Luke Norton uses public art to promote positivity I am an artist. I make art to try and uplift people. I print and paint in ink, out of my home studio in […]By Waltham Forest Echo
Luke Norton uses public art to promote positivity
I am an artist. I make art to try and uplift people. I print and paint in ink, out of my home studio in Walthamstow.
The heavy black, single-line artwork I do is influenced by Japanese calligraphy. Last month I created my largest, public piece of art to date – 750 posters across London, with black ink on fluorescent pink paper. Each poster simply said “love”.
I wanted to create something positive to mark the end of lockdown. Throughout an incredibly challenging year, love has helped see me through. I wanted to extend that love to other people. I like the idea that as people are gradually emerging from their homes, they are greeted on the streets with love. We need to remember to love people and love each other. Love is also contagious.

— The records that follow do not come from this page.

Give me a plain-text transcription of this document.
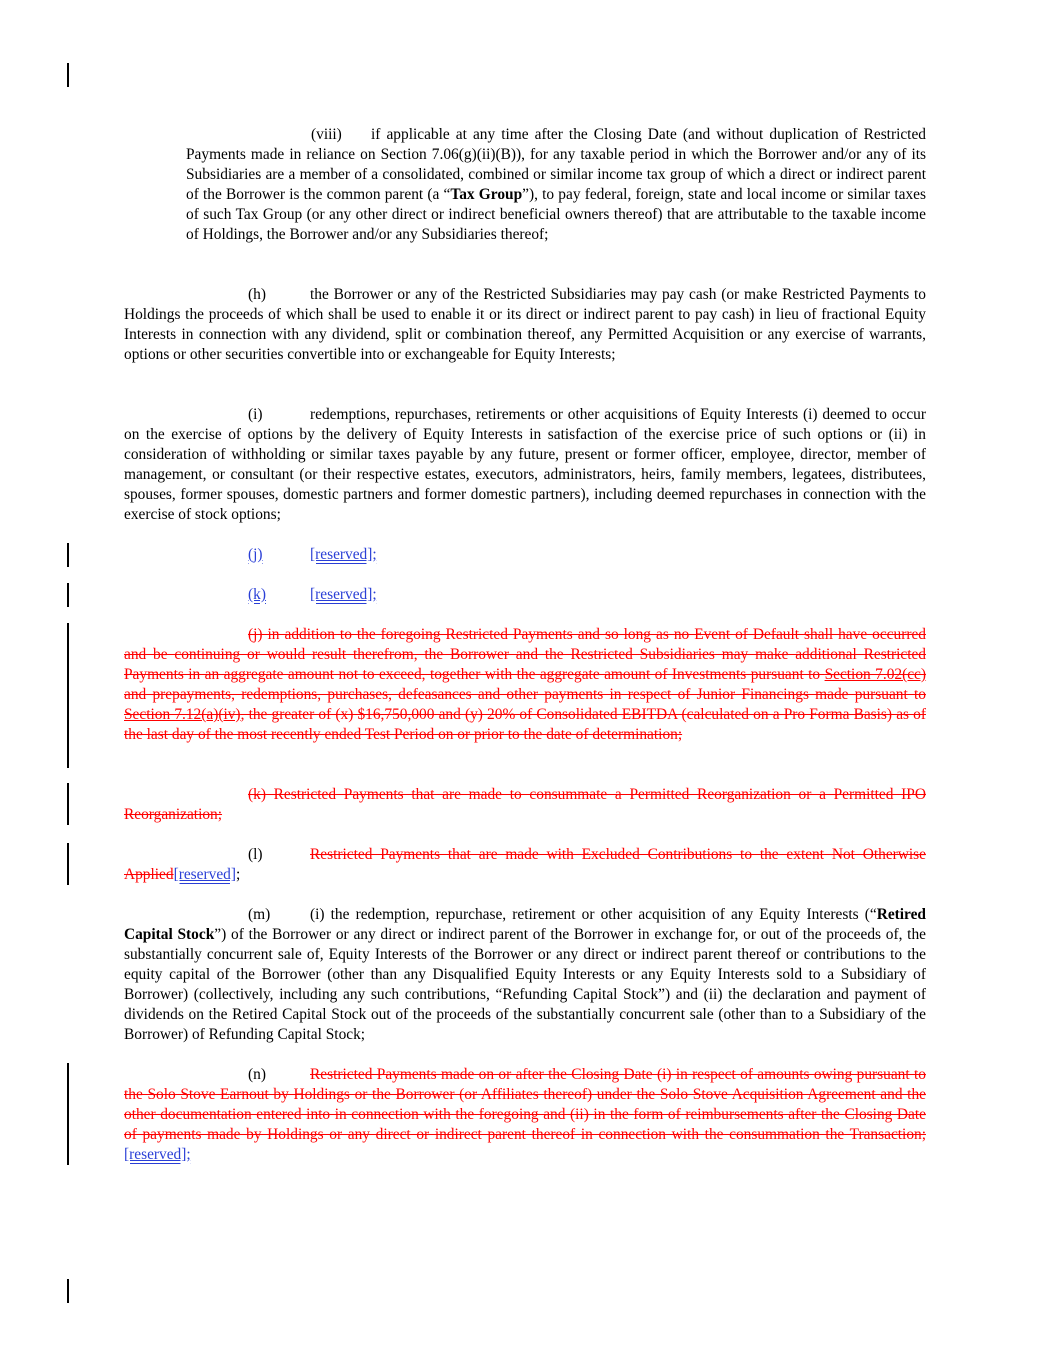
(viii) if applicable at any time after the Closing Date (and without duplication of Restricted Payments made in reliance on Section 7.06(g)(ii)(B)), for any taxable period in which the Borrower and/or any of its Subsidiaries are a member of a consolidated, combined or similar income tax group of which a direct or indirect parent of the Borrower is the common parent (a “Tax Group”), to pay federal, foreign, state and local income or similar taxes of such Tax Group (or any other direct or indirect beneficial owners thereof) that are attributable to the taxable income of Holdings, the Borrower and/or any Subsidiaries thereof;

(h)	the Borrower or any of the Restricted Subsidiaries may pay cash (or make Restricted Payments to Holdings the proceeds of which shall be used to enable it or its direct or indirect parent to pay cash) in lieu of fractional Equity Interests in connection with any dividend, split or combination thereof, any Permitted Acquisition or any exercise of warrants, options or other securities convertible into or exchangeable for Equity Interests;

(i)	redemptions, repurchases, retirements or other acquisitions of Equity Interests (i) deemed to occur on the exercise of options by the delivery of Equity Interests in satisfaction of the exercise price of such options or (ii) in consideration of withholding or similar taxes payable by any future, present or former officer, employee, director, member of management, or consultant (or their respective estates, executors, administrators, heirs, family members, legatees, distributees, spouses, former spouses, domestic partners and former domestic partners), including deemed repurchases in connection with the exercise of stock options;

(j)	[reserved];

(k)	[reserved];

(j) in addition to the foregoing Restricted Payments and so long as no Event of Default shall have occurred and be continuing or would result therefrom, the Borrower and the Restricted Subsidiaries may make additional Restricted Payments in an aggregate amount not to exceed, together with the aggregate amount of Investments pursuant to Section 7.02(cc) and prepayments, redemptions, purchases, defeasances and other payments in respect of Junior Financings made pursuant to Section 7.12(a)(iv), the greater of (x) $16,750,000 and (y) 20% of Consolidated EBITDA (calculated on a Pro Forma Basis) as of the last day of the most recently ended Test Period on or prior to the date of determination;

(k) Restricted Payments that are made to consummate a Permitted Reorganization or a Permitted IPO Reorganization;

(l)	Restricted Payments that are made with Excluded Contributions to the extent Not Otherwise Applied[reserved];

(m)	(i) the redemption, repurchase, retirement or other acquisition of any Equity Interests (“Retired Capital Stock”) of the Borrower or any direct or indirect parent of the Borrower in exchange for, or out of the proceeds of, the substantially concurrent sale of, Equity Interests of the Borrower or any direct or indirect parent thereof or contributions to the equity capital of the Borrower (other than any Disqualified Equity Interests or any Equity Interests sold to a Subsidiary of Borrower) (collectively, including any such contributions, “Refunding Capital Stock”) and (ii) the declaration and payment of dividends on the Retired Capital Stock out of the proceeds of the substantially concurrent sale (other than to a Subsidiary of the Borrower) of Refunding Capital Stock;

(n)	Restricted Payments made on or after the Closing Date (i) in respect of amounts owing pursuant to the Solo Stove Earnout by Holdings or the Borrower (or Affiliates thereof) under the Solo Stove Acquisition Agreement and the other documentation entered into in connection with the foregoing and (ii) in the form of reimbursements after the Closing Date of payments made by Holdings or any direct or indirect parent thereof in connection with the consummation the Transaction;[reserved];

During the pandemic I have been leaving little works of art in public. On trees, benches and in tube carriages. Not knowing who will find my art, or how they will react to it, is exciting to me. I have even watched as people approach the art with caution, before smiling, picking it up and looking around to see if it’s okay for them to take it.
I was keen to create that feeling on a bigger scale, so I switched hand-inked drawings for printed fly-posters, using fluorescent pink paper as a positive pop of colour to brighten the city’s wintry streets. And pop, they did!
The posters were pasted up as single sheets, in pairs, as columns, rows and grids of four or five – and even big blocks of twelve. They were exhibited in public, on walls across the city, at locations including Walworth Road, Camberwell Road, Peckham High Street, Notting Hill Gate, King’s Road, Great Portland Street, Mortimer Street, Oxford Street, Brick Lane, Old Street and more.
Making this work was a risk for me. I didn’t know how my art would translate at this large scale, I didn’t know how people would respond, and I didn’t know if they would take it with the positive, open-hearted sentiment that I intended.
The risk was worth it. I am overwhelmed by the outpouring of positivity that has come from this piece. It has confirmed my faith in the power of love; to heal us and to connect us. Having seen the work city-wide I am now working on a more localised piece, promoting love for Waltham Forest. If you make one resolution for 2021, let it be love.